Ross Clark Ross Clark

Michel Barnier is wasting Theresa May’s time

How utterly predictable. As I wrote here on 5 July, Michel Barnier’s ‘considered’ judgement has been to pour a very large bucket of eau onto Theresa May’s carefully-crafted proposals to try to reach a compromise with the EU. Her time, her officials’ time and the time her cabinet spent at Chequers was utterly wasted. Barnier was always going to turn his nose up at whatever Britain proposed. It has been clear for months that that is his strategy: to stonewall all proposals put to him by Britain in the hope that he will be able to bounce Britain into a bad deal (for us) at the last moment. Just read his statement:

“The EU cannot and the EU will not delegate the application of its customs policy, of its rules, VAT and excise duty collections to a non-member who would not be subject to the EU’s governance structures.”    

It is quite clear from this that he will not accept any customs arrangement which falls short of Britain continuing to be a member of the customs union, subject to all its rules and strictures even though we will have had no say in them. Some this week have raised the possibility of a Norway-style deal, where Britain stays in the single market but not the customs union. But Barnier will continue to use the pretext of the Irish border to frustrate this – customs union membership, and the jurisdiction of the European Court of Justice it would have to be.

That would mean Britain being unable to make any deals with outside countries – which, of course, is the whole point. Michel Barnier sees his job as neutralising a post-Brexit Britain as an economic threat to the protectionist EU. He will tolerate no arrangement which would allow Britain to develop a liberalised economy which sucks trade and investment from the rest of Europe. But then that is one of the whole points of Brexit: to free up trade with the wider world. Without the freedom to do that there is no point in Brexit whatsoever.    

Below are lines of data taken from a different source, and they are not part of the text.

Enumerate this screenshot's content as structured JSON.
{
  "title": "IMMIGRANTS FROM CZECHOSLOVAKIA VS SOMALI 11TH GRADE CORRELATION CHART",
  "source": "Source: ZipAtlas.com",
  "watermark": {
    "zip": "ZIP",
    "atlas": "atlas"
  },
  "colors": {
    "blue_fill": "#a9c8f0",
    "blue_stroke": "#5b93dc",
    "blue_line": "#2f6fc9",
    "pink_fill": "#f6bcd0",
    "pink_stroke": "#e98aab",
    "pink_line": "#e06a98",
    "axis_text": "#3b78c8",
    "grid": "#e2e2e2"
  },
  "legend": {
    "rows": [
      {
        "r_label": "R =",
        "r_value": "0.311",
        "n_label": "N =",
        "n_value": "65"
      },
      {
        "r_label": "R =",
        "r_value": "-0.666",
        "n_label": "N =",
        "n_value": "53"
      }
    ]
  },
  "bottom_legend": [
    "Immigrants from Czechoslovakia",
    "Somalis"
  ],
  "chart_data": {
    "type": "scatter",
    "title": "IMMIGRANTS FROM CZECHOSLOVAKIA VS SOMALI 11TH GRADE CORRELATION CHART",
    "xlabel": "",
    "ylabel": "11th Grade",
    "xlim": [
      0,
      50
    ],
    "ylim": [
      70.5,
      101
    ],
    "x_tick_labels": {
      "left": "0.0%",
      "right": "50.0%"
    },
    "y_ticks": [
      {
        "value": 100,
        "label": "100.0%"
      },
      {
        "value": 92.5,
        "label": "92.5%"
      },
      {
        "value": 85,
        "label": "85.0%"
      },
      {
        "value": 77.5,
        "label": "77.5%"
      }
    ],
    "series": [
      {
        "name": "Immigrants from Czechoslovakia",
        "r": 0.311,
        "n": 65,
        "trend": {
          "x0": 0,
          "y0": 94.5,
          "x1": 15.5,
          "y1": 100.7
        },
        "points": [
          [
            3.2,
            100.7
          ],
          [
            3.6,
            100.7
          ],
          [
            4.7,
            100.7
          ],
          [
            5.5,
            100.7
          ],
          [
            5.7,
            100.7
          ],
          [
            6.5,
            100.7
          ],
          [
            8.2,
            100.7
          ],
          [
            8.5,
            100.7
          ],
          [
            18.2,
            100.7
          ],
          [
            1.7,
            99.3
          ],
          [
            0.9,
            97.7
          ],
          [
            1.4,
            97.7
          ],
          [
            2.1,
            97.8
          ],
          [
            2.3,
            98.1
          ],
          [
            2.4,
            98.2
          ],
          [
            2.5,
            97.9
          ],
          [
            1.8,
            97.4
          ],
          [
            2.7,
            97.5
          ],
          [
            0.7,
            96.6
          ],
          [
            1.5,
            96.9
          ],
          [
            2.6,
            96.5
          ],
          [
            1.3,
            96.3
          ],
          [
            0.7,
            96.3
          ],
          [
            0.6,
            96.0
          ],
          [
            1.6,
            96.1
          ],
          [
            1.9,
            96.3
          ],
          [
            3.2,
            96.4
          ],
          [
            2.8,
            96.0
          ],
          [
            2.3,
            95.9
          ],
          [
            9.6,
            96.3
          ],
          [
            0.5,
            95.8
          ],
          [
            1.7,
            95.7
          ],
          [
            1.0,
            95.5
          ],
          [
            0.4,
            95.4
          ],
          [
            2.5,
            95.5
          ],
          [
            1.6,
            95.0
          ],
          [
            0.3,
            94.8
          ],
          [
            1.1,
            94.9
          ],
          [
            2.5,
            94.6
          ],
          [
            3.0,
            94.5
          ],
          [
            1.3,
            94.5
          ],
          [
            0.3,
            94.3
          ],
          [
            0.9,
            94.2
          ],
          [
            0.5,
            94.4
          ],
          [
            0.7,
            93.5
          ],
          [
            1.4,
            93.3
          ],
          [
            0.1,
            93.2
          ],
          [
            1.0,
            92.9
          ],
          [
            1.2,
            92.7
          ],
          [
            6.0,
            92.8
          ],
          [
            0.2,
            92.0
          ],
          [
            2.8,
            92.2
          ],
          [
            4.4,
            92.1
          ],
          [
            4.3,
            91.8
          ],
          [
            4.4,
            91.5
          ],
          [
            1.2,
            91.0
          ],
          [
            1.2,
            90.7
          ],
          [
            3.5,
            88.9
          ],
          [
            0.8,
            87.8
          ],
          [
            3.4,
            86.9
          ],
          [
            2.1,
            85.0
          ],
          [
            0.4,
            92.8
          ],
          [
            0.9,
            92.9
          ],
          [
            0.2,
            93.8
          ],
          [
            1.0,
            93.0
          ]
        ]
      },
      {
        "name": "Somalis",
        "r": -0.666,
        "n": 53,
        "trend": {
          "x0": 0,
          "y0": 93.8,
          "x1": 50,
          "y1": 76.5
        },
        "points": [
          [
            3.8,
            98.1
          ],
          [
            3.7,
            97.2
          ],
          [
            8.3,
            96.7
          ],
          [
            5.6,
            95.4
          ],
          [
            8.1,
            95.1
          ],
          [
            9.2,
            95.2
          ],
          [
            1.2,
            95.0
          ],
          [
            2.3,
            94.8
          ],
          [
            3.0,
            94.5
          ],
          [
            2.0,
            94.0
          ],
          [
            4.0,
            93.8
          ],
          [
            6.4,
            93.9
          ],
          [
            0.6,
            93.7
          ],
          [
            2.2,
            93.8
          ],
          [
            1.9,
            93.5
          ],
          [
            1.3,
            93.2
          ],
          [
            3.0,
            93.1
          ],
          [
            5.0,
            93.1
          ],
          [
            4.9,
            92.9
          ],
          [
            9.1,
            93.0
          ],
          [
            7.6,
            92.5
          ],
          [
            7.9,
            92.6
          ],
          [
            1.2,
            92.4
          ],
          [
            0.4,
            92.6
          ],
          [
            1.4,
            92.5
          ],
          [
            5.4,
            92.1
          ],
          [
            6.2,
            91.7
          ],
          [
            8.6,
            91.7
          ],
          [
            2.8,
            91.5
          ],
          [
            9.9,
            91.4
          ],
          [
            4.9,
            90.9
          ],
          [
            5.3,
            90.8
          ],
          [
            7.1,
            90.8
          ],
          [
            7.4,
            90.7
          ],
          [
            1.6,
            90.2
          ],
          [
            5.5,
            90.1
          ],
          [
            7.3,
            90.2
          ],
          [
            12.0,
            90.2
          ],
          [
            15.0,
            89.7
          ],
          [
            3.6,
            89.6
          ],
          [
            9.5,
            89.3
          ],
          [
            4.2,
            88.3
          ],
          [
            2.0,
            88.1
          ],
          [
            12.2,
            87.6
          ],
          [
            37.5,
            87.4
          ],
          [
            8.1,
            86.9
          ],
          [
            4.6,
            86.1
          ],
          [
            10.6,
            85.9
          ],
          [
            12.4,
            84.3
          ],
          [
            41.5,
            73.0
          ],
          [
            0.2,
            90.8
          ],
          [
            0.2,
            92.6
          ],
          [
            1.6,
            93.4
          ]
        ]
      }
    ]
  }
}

The question now is how much longer May wants to carry on with these farcical negotiations with Barnier. By sending herself and her ministers to talk with EU governments directly she is at last realising the need to appeal over Barnier’s head. Barnier yesterday scoffed at the suggestion that the government will find any chink in the EU’s armour this way. There is some reason to question his confidence on this, given that May is reported to have cleared her Brexit plan with Angela Merkel before presenting it to her cabinet. But if the charm offensive on the EU’s other governments fails to produce instant results there really is only one option: to walk away from the negotiations and prepare for a ‘no deal’ Brexit – preparations which must include an aggressive programme of trade negotiations with other countries plus cutting taxes and other barriers to attract investment in Britain.

At the same time, Theresa May should be saying to the EU: we are very keen to restart trade negotiations with the EU, too – providing, that is, they do not involve Michel Barnier, because if they do they will be doomed to fail.

I say there is no alternative to this. There is, of course, an alternative of sorts: capitulation, involving Britain either accepting everything Barnier wants, or abandoning Brexit altogether and staying in the EU under current arrangements.

Trouble is, capitulation will get May marched to the scaffold within five minutes. It is not a comfortable choice which awaits her, but it is really not a difficult one.